Come è ovvio, pure noi verremo a conoscenza dei fatti che c’erano stati al tempio direttamente dalla bocca del vecchio sacerdote Dumio. Li apprenderemo, intanto che egli li racconta all'amica sacerdotessa, con una stringata esposizione.

"Ieri, sul fare della notte, il principe Verricio ha invitato tutti noi sacerdoti nei suoi alloggi privati, dove abbiamo banchettato fino a mezzanotte, essendoci state messe a disposizione pietanze in grande quantità, oltre che dei vini pregiati. Probabilmente, vi sono stato invitato per errore, essendogli sfuggite la mia grande amicizia con te e quella tua con la regina. Ebbene, al termine del convito, il principe ci ha fatto presente che Chione aveva da comunicarci qualcosa di molto importante. Così il Sommo dei Sacerdoti ci ha messi al corrente che il figlio della regina, non essendo stato ucciso tanti anni fa dall’ancella incaricata di farlo, era ritornato in città, allo scopo di vendicare il padre e di reclamare il trono di sua spettanza. Ma siccome già una volta avevamo decretato la morte del principino, schierandoci dalla parte del principe Verricio, adesso non potevamo tirarci indietro ed agire diversamente dall’altra volta. Perciò, se non volevamo correre dei seri pericoli, occorreva comportarci come tanti anni prima, acconsentendo di nuovo all'uccisione del principe ereditario. Bisognava, quindi, darne mandato quella notte stessa al secondogenito dell'estinto re Nortano, il quale non avrebbe avuto difficoltà alcuna a farla eseguire dai suoi gendarmi più fidati. Altrimenti le cose per noi si sarebbero potute mettere piuttosto male.

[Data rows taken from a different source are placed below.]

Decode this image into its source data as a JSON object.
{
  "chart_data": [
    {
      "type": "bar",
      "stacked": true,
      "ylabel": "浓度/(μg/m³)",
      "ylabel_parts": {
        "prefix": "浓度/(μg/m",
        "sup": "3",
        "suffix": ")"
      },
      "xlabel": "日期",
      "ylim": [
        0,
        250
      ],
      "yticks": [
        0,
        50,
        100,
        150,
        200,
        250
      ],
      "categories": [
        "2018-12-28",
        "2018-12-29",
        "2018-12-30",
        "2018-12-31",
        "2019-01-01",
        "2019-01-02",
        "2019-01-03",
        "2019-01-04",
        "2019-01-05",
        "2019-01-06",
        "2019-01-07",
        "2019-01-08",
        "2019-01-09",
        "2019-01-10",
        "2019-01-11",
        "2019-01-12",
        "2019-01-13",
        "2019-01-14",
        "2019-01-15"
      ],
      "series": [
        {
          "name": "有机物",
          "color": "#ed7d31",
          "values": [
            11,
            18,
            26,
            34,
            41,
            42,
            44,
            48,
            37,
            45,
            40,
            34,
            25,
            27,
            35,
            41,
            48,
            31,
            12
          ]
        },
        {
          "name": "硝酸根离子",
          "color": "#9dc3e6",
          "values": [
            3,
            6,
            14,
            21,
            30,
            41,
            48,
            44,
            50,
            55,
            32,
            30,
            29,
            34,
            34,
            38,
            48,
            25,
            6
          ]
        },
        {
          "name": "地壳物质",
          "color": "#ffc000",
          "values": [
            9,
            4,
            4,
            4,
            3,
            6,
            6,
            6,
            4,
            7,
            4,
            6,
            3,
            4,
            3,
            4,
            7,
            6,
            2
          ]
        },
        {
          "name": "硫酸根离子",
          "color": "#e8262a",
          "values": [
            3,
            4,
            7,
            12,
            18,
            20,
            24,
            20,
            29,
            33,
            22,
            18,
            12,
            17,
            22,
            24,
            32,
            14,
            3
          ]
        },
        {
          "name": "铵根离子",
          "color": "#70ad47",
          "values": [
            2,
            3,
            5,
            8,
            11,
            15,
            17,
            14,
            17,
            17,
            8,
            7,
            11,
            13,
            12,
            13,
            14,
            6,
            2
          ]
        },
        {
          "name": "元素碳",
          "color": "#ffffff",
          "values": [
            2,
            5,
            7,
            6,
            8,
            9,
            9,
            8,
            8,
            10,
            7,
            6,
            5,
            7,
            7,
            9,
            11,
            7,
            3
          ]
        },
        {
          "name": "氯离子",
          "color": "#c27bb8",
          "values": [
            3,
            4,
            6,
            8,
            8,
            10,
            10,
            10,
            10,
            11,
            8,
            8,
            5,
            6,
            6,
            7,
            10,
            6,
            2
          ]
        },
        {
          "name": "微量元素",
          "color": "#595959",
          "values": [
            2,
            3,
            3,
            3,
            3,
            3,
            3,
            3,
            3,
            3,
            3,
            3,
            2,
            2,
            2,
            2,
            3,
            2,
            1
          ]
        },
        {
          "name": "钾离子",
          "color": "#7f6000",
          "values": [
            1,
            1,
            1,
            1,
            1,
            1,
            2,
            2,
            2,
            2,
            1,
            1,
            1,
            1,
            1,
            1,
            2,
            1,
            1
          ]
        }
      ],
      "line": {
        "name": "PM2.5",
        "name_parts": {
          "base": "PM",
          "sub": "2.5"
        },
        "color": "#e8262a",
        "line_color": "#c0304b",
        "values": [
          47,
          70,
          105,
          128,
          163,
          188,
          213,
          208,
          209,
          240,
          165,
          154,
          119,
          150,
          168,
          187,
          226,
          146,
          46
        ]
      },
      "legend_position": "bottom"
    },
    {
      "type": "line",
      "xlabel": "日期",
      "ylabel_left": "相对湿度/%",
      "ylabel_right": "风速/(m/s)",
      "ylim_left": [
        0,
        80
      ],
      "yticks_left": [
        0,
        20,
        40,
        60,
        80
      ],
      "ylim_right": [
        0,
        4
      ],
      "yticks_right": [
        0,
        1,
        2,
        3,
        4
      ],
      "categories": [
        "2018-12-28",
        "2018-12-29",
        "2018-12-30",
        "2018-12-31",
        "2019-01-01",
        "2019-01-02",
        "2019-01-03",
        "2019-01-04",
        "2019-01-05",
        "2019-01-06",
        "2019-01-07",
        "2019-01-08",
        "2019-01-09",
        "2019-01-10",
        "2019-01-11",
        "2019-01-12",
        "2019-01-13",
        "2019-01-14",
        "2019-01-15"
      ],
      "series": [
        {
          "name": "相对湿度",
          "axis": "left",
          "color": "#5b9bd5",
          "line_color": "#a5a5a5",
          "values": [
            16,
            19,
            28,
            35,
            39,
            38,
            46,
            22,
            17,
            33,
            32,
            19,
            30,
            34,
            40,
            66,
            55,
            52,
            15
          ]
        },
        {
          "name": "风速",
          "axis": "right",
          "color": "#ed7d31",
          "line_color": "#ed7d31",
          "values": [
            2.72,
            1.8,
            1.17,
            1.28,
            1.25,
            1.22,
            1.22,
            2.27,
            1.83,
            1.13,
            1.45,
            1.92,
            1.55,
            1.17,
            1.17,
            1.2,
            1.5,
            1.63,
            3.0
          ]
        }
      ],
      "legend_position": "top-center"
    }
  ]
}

In merito a tale decisione, ti giuro, Retinia, che quel giorno, per motivi di salute, disertai tale concistoro, per cui non presi parte alla loro sporca congiura. Inoltre, in seguito neppure ne ero stato messo a conoscenza! Soltanto questa notte, grazie alla loro labile memoria, l’ho appresa per la prima volta! Adesso, andando avanti nel mio rapporto, sempre secondo il parere di Chione, se il figlio del defunto Godian non fosse stato messo a tacere per sempre, in seguito la nostra stessa incolumità sarebbe stata a rischio. Perciò, proponendoci l'eliminazione fisica del redivivo principe Francide (una proposta che ci è parsa davvero un autentico ordine), ci ha pregati di appoggiarla unanimemente. Dopo egli ha voluto perfino che la si mettesse ai voti. Così, com'era da prevedersi, essa è stata votata con il consenso di tutti, compreso il mio. Perciò, avendo la proposta del Sommo dei Sacerdoti ottenuto l'unanimità dei voti, il principe Verricio ne è apparso molto soddisfatto. Nello stesso tempo, si è assunto l'onere di portare a termine la missione, assicurandoci che durante la notte avrebbe fatto un lavoro pulito.

Ecco, come sono andati esattamente i fatti durante la scorsa nottata presso gli alloggi del cognato della regina, mia cara amica! Essi oramai non possono essere più cambiati in qualche modo né da te né da me né da nessun altro! Mi sono spiegato, Retinia, amica mia leale e fedele?"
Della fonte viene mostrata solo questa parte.